Wednesday, October 30, 2013

School Donor Recognition Wall Art (Mixed Media)

I posted work-in-progress photos of this project here over the summer, and finished it in August. However, it wasn’t until recently that I had a decent chance to get some photos of the finished product.

Late last spring I was commissioned to create artwork to honor donors to a school fundraising campaign.  The school wanted something similar to a tile mosaic piece they had seen pictures of online for a school in another state, depicting a stylized facsimile of the building’s façade with donor names in the windows.  They wanted the finished piece to be around 30 x 40 inches, and it would hang in the school lobby.
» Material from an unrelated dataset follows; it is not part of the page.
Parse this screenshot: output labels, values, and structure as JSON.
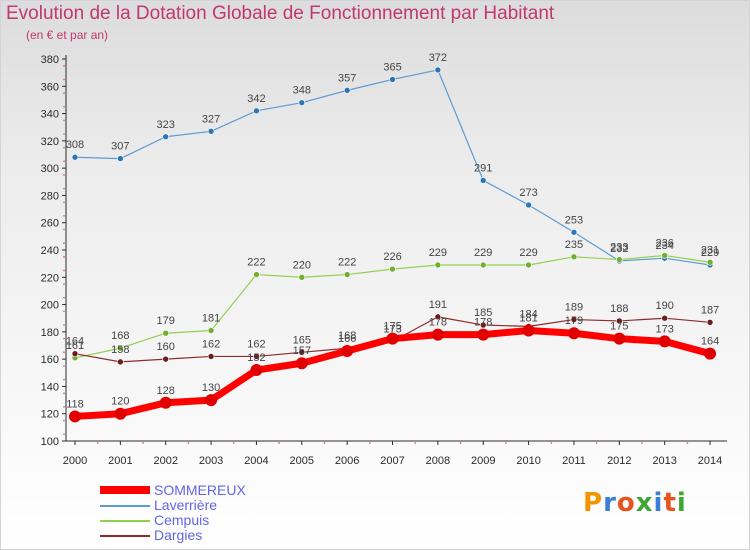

I considered attempting to duplicate the sample with a polymer clay mosaic, with lettering embossed in the clay tiles. However, after experimentation, I realized that I just didn’t have the means to emboss scores of names without going through an incredibly slow and mistake-filled process and, besides, I am very inexperienced in working with polymer clay.

So I finally decided to create a textured building exterior using acrylic gel mediums (I didn’t have much experience with various fancy gels, either, but I at least knew my way around acrylic paints and matte/gloss mediums.)

I was still puzzled how I was going to do the names, but I somehow stumbled onto acrylic transfers.  I had never heard of acrylic transfers before, but after a test I decided it might work well for the task.

I worked on panel, and used wood scraps and molding to imitate architectural details.  The stone texture was put on with Golden coarse pumice gel sealed with extra gel medium for durability; the plants are painted polymer clay; and the names are acrylic transferred photocopies.

Considering both size and complexity, this is probably the largest commission I have done and the most technically sophisticated project I have attempted.  I am pretty happy with the results, and the people at the school were, too.


I was very impressed with the Golden gel mediums I used, by the way.  Cool stuff, fun to work with.